Title: A simulation system for WMN based on SA: performance evaluation for different instances and starting temperature values
Authors: Shinji Sakamoto; Elis Kulla; Tetsuya Oda; Makoto Ikeda; Leonard Barolli; Fatos Xhafa
Addresses: Graduate School of Engineering, Fukuoka Institute of Technology, 3-30-1 Wajiro-Higashi, Higashi-Ku, Fukuoka 811-0295, Japan ' Graduate School of Engineering, Fukuoka Institute of Technology, 3-30-1 Wajiro-Higashi, Higashi-Ku, Fukuoka 811-0295, Japan ' Graduate School of Engineering, Fukuoka Institute of Technology, 3-30-1 Wajiro-Higashi, Higashi-Ku, Fukuoka 811-0295, Japan ' Department of Information and Communication Engineering, Fukuoka Institute of Technology (FIT), 3-30-1 Wajiro-Higashi, Higashi-Ku, Fukuoka 811-0295, Japan ' Department of Information and Communication Engineering, Fukuoka Institute of Technology (FIT), 3-30-1 Wajiro-Higashi, Higashi-Ku, Fukuoka 811-0295, Japan ' Technical University of Catalonia, Department of Languages and Informatics Systems, C/Jordi Girona 1-3, 08034 Barcelona, Spain
Abstract: With the emergence of wireless networking paradigm, several optimisation problems are showing their usefulness to the efficient design of such networks. These problems are related, among others, to optimising network connectivity, coverage and stability. The resolution of these problems turns out to be crucial for optimised network performance. In the case of wireless mesh networks (WMN), such problems include computing placement of nodes (mesh router nodes, gateways and distribution of mesh client notes), so that network performance is optimised. Previously, we have proposed and implemented a simulation system, which uses simulated annealing (SA) algorithm, to optimise network performance by computing mesh routers' positions in wireless mesh networks (WMNs). We consider different temperature values and different instances in our simulations. In this work, we use the WMN-SA system to find the optimal distribution of router nodes in order to provide the best network connectivity and the best coverage for distributed mesh clients. From simulation results, we found that when the size of the instance increases, the size of GC and NCMC decrease. Moreover, the larger instances are affected more by higher temperatures.

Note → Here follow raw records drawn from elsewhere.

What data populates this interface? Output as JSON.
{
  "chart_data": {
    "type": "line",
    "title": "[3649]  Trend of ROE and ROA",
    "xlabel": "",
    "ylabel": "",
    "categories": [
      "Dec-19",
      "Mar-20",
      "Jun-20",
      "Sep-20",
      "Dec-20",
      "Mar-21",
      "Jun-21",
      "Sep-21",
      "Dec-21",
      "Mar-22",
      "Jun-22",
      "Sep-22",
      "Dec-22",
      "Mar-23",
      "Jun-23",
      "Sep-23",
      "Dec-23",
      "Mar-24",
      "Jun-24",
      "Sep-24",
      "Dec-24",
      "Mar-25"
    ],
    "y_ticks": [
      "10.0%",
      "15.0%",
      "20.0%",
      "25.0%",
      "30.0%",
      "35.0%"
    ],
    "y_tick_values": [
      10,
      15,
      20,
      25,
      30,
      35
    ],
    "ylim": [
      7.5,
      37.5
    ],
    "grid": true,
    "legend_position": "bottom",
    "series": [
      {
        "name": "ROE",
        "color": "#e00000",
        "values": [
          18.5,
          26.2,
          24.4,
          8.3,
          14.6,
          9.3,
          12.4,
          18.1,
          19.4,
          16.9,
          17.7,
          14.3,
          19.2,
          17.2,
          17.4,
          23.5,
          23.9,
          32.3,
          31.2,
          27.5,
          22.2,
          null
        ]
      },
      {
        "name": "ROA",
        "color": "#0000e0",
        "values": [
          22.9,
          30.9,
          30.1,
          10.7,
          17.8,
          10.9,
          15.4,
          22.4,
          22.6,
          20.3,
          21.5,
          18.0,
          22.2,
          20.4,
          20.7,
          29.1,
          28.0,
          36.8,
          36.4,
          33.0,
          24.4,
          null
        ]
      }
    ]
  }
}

Keywords: wireless mesh networks; WMNs; simulated annealing; temperature; normal distribution; giant components; client coverage; simulation; performance evaluation; optimisation; router nodes; network connectivity.
DOI: 10.1504/IJSSC.2014.065989
International Journal of Space-Based and Situated Computing, 2014 Vol.4 No.3/4, pp.209 - 216
Received: 30 Sep 2013
Accepted: 17 Dec 2013
Published online: 20 Dec 2014 *